At the hearing in this court, the employee abandoned prayer for punitive costs and moved the court to order that each party bears its own costs in both the main appeal and the cross appeal. The employer was also persuaded to pray that costs in both matters be on the basis that each party bears own costs, The critical issue in the cross appeal is whether the arbitrator misdirected himself by not granting the claim for underpayment

The employee avers that the arbitrator made a finding that she was a supervisor. However, having made that finding, he dismissed the claim for underpayment of wages.

The law is clear on this point. The question that needs to asked is, whether this question raises a question of law, which question can be raised at any time including in the appeal process. I can do no better in answering this question than what was discussed in the case of Zimasco (Pvt) Ltd v Marikano 2014 (1) ZLR (S) wherein it was outlined thus:

‘It is settled law that a question of law can be raised at any time, even for the first time on appeal, as long as the point is covered in the pleadings and its consideration involves no unfairness to the party against whom it is directed.’

In Muskwe v Nyajina & Ors SC 17/12, the court stated the same principle thus;

‘’ Undoubtedly, a point of law can be raised at any time even though not pleaded. However, this is subject to certain considerations, one of which is that the court has to consider whether raising a point a point of law at this juncture would cause prejudice to the party against whom it is raised.’’

Clearly, the arbitrator erred in that, having found that the employee was a supervisor, he denied her the payment to which she was entitled. This was grossly unreasonable for the reason that, he

had already found as a matter of fact that the employee was employed as a supervisor. It is clear that, having found this, the court a quo was enjoined to consider and grant the statutory amount which was payable to the appellant in the cross appeal.

The amount was clearly ascertainable. The error made can be interfered with by this court. The statutory amount that a supervisor was supposed to be paid was US $282-00. Instead, she was being paid US$180-00. She has to be paid the amount by which she was being underpaid which is USD 282 less USD180 equals USD102 multiplied by ten months equals USD1020

Before the arbitrator parties were ad idem that the underpayment was for 10 months. However, before this court the employer changed position and submitted that, if it were to be found liable for payment of the underpayment claim it would only be liable for two months.
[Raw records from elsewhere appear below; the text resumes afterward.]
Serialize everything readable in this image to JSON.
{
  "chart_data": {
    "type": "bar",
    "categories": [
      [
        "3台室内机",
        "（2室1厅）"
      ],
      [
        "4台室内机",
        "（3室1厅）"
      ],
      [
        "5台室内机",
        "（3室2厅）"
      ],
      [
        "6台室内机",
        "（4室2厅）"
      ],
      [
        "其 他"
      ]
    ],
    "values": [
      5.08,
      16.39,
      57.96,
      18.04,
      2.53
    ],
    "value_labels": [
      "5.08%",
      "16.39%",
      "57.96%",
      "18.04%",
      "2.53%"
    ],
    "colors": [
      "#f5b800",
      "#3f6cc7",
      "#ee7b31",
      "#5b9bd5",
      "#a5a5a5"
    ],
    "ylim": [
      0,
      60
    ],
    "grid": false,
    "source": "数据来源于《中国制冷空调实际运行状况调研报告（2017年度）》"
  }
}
The law is clear that a party cannot approbate and reprobate at the same time. See The Trustees for the time being of Cornerstone Trust and 2 others v NMB Bank Limited SC 97/21. The court therefore, finds that the employee was underpaid for 10 months, the period which parties submitted before the arbitrator.

DISPOSITION

In view of the fact that, the two grounds of appeal raised in the main appeal lack merit, the court dismisses the appeal for want of merit. Each party shall bear its own costs.

For the cross appeal, this court makes a finding that, the court a quo erred in not awarding the employee the amount for the supervisor grade which she belonged to. That error ought to be corrected. In the result the court orders as follows:

The cross appeal being merited it be and herby succeeds.

The paragraph in the arbitral award dismissing the claim of underpayment of wages be and is hereby set aside, in its place, the claim for underpayment of salaries succeeds with each party bearing its own costs.

The employer is ordered to pay the employee underpayment of salaries in the sum of USD $1 020- 00 or its equivalent ZiG amount on the date of payment.